Das zweite ist, daß ich immer auch den ökologischen Gesichtspunkt betone. Das gesamte Techniksystem ist auf der Basis enormer Blindheit gegen die allgemeinen Produktionsvoraussetzungen aufgebaut. Ich meine daß ein selbstbestimmtes menschliches Produktionssystem zum Beispiel dem Automobil nicht denselben Stellenwert einräumen kann wie ein von Kapital- und Absatzschlachten dominiertes. Umgekehrt sind wir heute in der Lage, stoffliche Kreislaufsysteme zu komponieren, die wie natürliche Biotope sich quasi automatisch selbst regenerieren.

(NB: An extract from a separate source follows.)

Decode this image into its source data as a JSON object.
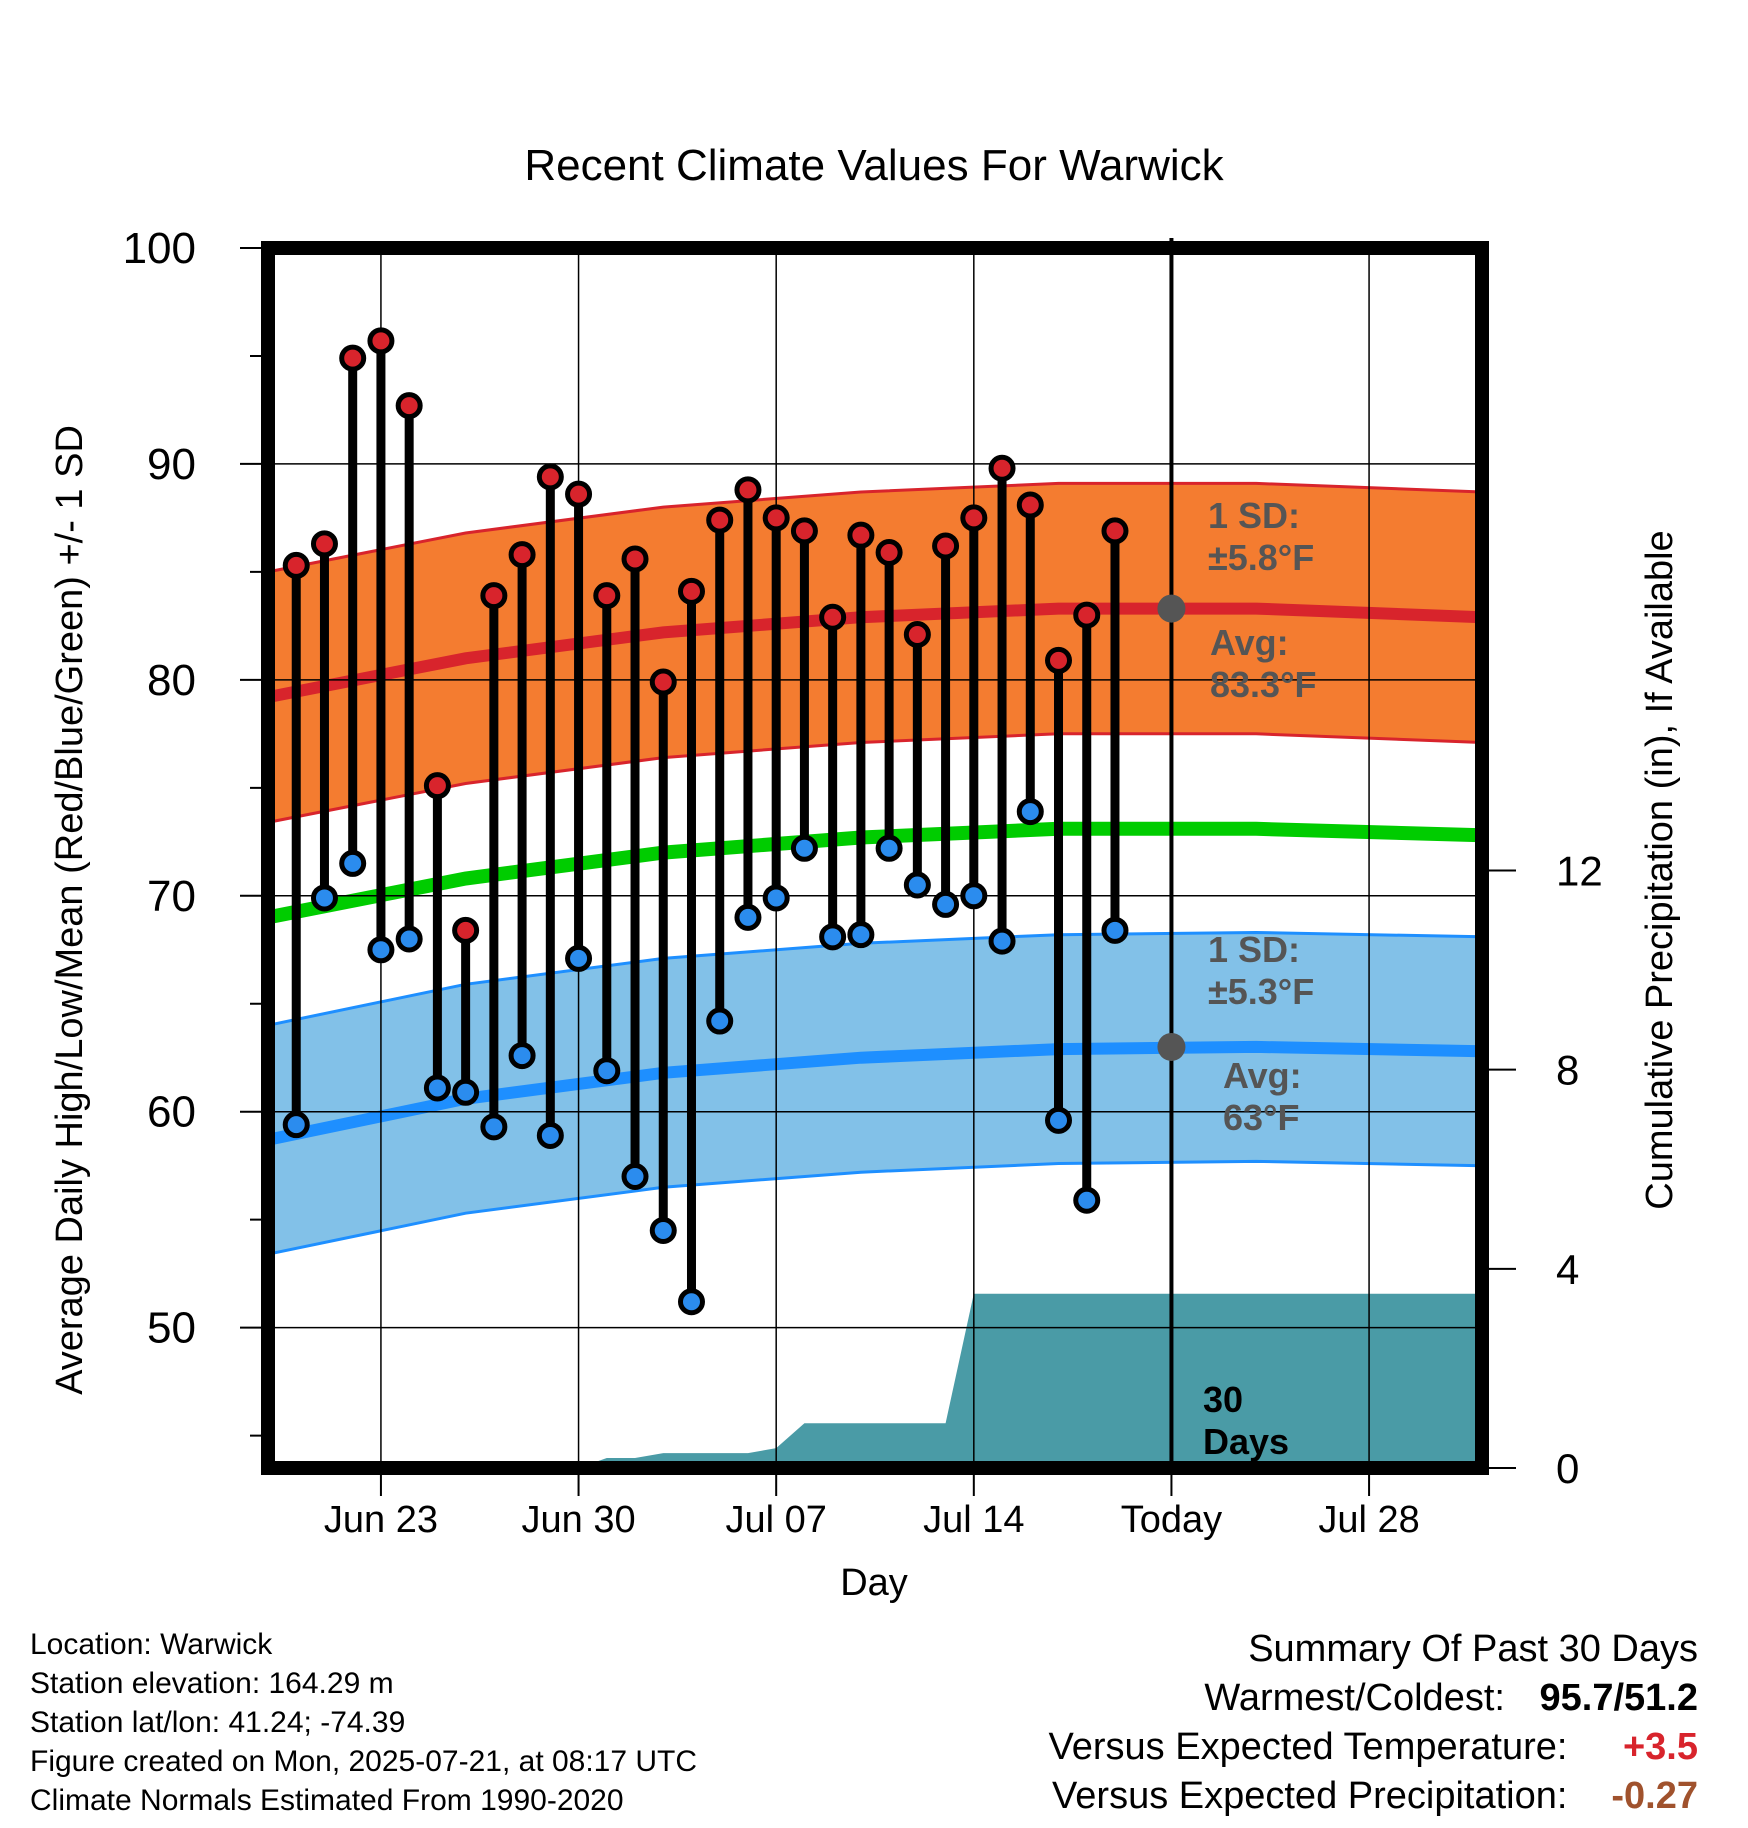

Das sind Fragen, die weit über das New Work Konzept hinausreichen, die es aber nicht unberührt lassen können.

"Was ist das Neue an New Work? Bergmann plädiert zwar für eine radikale Selbstverwirklichung in Gemeinschaft, doch scheint es mir im Unklaren zu bleiben, inwieweit sein Konzept über eine bloße Utopie mit moralisierendem Unterton hinausgeht."

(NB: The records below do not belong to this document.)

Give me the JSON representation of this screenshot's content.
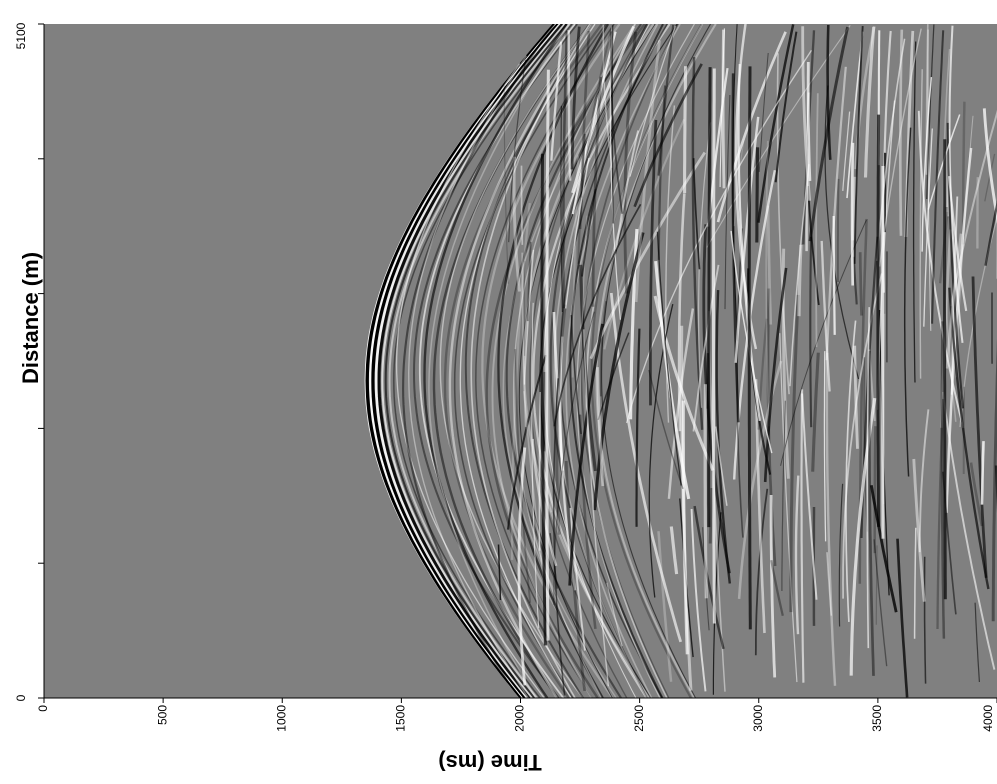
{
  "chart_data": {
    "type": "seismic",
    "xlabel": "Time (ms)",
    "ylabel": "Distance (m)",
    "xlim": [
      0,
      4000
    ],
    "ylim": [
      0,
      5100
    ],
    "xticks": [
      0,
      500,
      1000,
      1500,
      2000,
      2500,
      3000,
      3500,
      4000
    ],
    "yticks": [
      0,
      {
        "value": 1020,
        "label": null
      },
      {
        "value": 2040,
        "label": null
      },
      {
        "value": 3060,
        "label": null
      },
      {
        "value": 4080,
        "label": null
      },
      5100
    ],
    "background": "#808080"
  }
}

Mir scheint das Neue an NewWork gerade das Insistieren darauf zu sein, daß "Selbstverwirklichung in Gemeinschaft" nicht eine einsame Entscheidung einiger Individuen ist, die sich dann noch dazu mit dem Schicksal abfinden müssen, vom Mainstream der gesellschaftlichen Produktivkraft abgeschnitten zu sein. Robert Kurz hat in "Antiökonomie und Antipolitik" ganz ähnliche Gedanken wie Frithjof Bergmann anklingen lassen: daß die von dieser Gesellschaft nicht mehr gebrauchte und nicht mehr organisierte Kompetenz von Individuen eigenständig organisierbar ist. Wo aber bei Robert Kurz eine große Leerstelle hinsichtlich des Funktionierens einer derart abgekoppelten Reproduktion jenseits der Lohnarbeit gähnt, die durch beliebig radikales Vokabular aufzufüllen ist, sieht Frithjof einen konkreten historischen Prozeß, der inmitten der noch funktionierenden Segmente der Warenökonomie beginnt und mit ihr in einem Spannungs- und Ergänzungs- verhältnis zugleich steht. Hier hat er sich mit tausend verschiedenen Fragen der konkreten Ausgestaltung des Entstehens von auch stofflich überlebensfähigen Communities beschäftigt, wo bei Theoretikern wie Kurz immer nur die immergleiche Versicherung steht, daß selbstverständ- lich ein Kampf und eine Auseiandersetzung um Ressourcen mit der offiziellen kapitalistischen Welt angesagt sei. Wie bitte soll man sich das konkret vorstellen? Wie soll das prima facie feindliche Überleben in einer bis an die Zähne hochgerüsteten bürgerlichen Welt und zugleich eine überlegene Reproduktionsform gleichermaßen möglich sein? Kein Wunder daß Robert Kurz sich vom Konkretismus der krisis 19 wieder distanziert hat und sich auf das Level eines allgemeinen revolutionären Bewußtseinsakts zurückgezogen hat, mit dem sich so trefflich auf die "Handwerkelei" der praktischen Bewegung heruntersehen läßt.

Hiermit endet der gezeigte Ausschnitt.